The TypeScript errors that surfaced after the migration were real — module resolution had changed, strict mode caught a few things, some interfaces were missing optional fields they’d always implicitly had. Several dozen errors total. We fixed them by category instead of file-by-file, which was faster than it sounds.
The git hooks had been disabled at some point and never re-enabled. We put them back: pre-commit lint-staged, pre-push type check, commitlint on the message. These are the things that prevent the repo from drifting back into the state we just spent two weeks fixing.
We also pulled out Beamer, which had been used for in-app product announcements once and never since.

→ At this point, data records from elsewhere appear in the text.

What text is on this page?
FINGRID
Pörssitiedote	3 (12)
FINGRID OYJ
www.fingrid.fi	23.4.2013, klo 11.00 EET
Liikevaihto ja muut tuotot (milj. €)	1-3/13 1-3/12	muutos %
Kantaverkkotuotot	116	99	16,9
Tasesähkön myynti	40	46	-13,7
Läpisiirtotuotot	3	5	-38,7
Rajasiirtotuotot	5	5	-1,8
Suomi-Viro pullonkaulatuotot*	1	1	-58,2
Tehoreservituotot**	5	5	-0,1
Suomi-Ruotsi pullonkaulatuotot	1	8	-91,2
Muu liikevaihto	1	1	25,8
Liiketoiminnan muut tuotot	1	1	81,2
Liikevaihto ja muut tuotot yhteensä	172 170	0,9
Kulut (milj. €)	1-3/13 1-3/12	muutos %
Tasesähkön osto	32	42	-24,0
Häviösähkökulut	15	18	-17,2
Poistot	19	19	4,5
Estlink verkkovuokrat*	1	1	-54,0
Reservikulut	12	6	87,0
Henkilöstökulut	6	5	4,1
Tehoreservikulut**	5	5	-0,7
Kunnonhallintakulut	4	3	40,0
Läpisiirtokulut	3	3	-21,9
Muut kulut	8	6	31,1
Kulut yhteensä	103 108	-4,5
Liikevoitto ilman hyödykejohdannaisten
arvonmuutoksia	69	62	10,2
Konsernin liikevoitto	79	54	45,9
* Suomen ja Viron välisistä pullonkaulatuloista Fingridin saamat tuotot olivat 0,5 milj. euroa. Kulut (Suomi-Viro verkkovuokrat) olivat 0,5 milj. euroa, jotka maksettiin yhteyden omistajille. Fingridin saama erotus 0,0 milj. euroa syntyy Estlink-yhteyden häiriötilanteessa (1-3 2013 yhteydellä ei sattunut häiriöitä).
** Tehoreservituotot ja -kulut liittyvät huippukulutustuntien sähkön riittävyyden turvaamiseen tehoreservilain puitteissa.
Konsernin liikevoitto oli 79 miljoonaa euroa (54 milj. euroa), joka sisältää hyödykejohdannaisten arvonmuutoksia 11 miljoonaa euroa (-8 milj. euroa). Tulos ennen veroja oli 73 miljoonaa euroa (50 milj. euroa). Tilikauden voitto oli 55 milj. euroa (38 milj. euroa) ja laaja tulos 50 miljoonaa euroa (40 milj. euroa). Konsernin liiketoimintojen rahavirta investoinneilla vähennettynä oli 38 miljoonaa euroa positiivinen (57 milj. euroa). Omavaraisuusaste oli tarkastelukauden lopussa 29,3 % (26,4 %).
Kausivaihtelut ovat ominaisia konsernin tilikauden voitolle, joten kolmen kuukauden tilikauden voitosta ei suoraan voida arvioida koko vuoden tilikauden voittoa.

And we walked through every env configuration — local, the dev tiers, staging, canary, and the prod variants — to make sure each one actually built.
What we ended up with
Hard numbers, before and after:
| Before | After | |
|---|---|---|
| Dev cold start | 30-60s | 2-5s |
| HMR | 1-3s | sub-second |
| Full reload | 10-15s | 1-2s |
| Production build | 2-3 min | 30-60s |
| Test run | 15-30s | 5-10s |
| Type check | 20-30s | 10-15s |
The dev experience change is the one developers actually notice. Type-check and test speed matter, but they’re things you run a few times a day. The dev server is something you live inside.
Past the raw numbers: we’re on React 18 now, so concurrent features are available when we want them. The architecture is one config file instead of five. Strict TypeScript is on. The git hooks run. New folks coming into the repo can read the structure top-to-bottom in an afternoon instead of needing somebody to walk them through which workspace owns what.
What I’d tell someone about to do this
If your build is slow and your monorepo isn’t earning its keep, the order matters more than the tools.
Delete first. Code that doesn’t exist can’t be migrated, can’t break, can’t slow your build. Start by removing the Storybook nobody uses, the integration that’s being sunset, the workspace package that was supposed to be shared and never was.
Flatten before you swap. Going from monorepo-on-CRA to single-app-on-Vite is two changes pretending to be one. Do the structural change on the build system you already have, then swap the build system on the structure you’ve simplified.
Build first, framework second. The React 18 upgrade was a one-day job once Vite was stable. It would have been a week of debugging if we’d tried to do it through CRA.
Audit your dependencies for Node assumptions early. Webpack’s silent polyfills hide this. Vite makes it visible. Better to find out which packages assume Buffer exists on day one than on production deploy day.
And put the git hooks back. Two weeks of cleanup unwinds in two weeks of nobody enforcing it.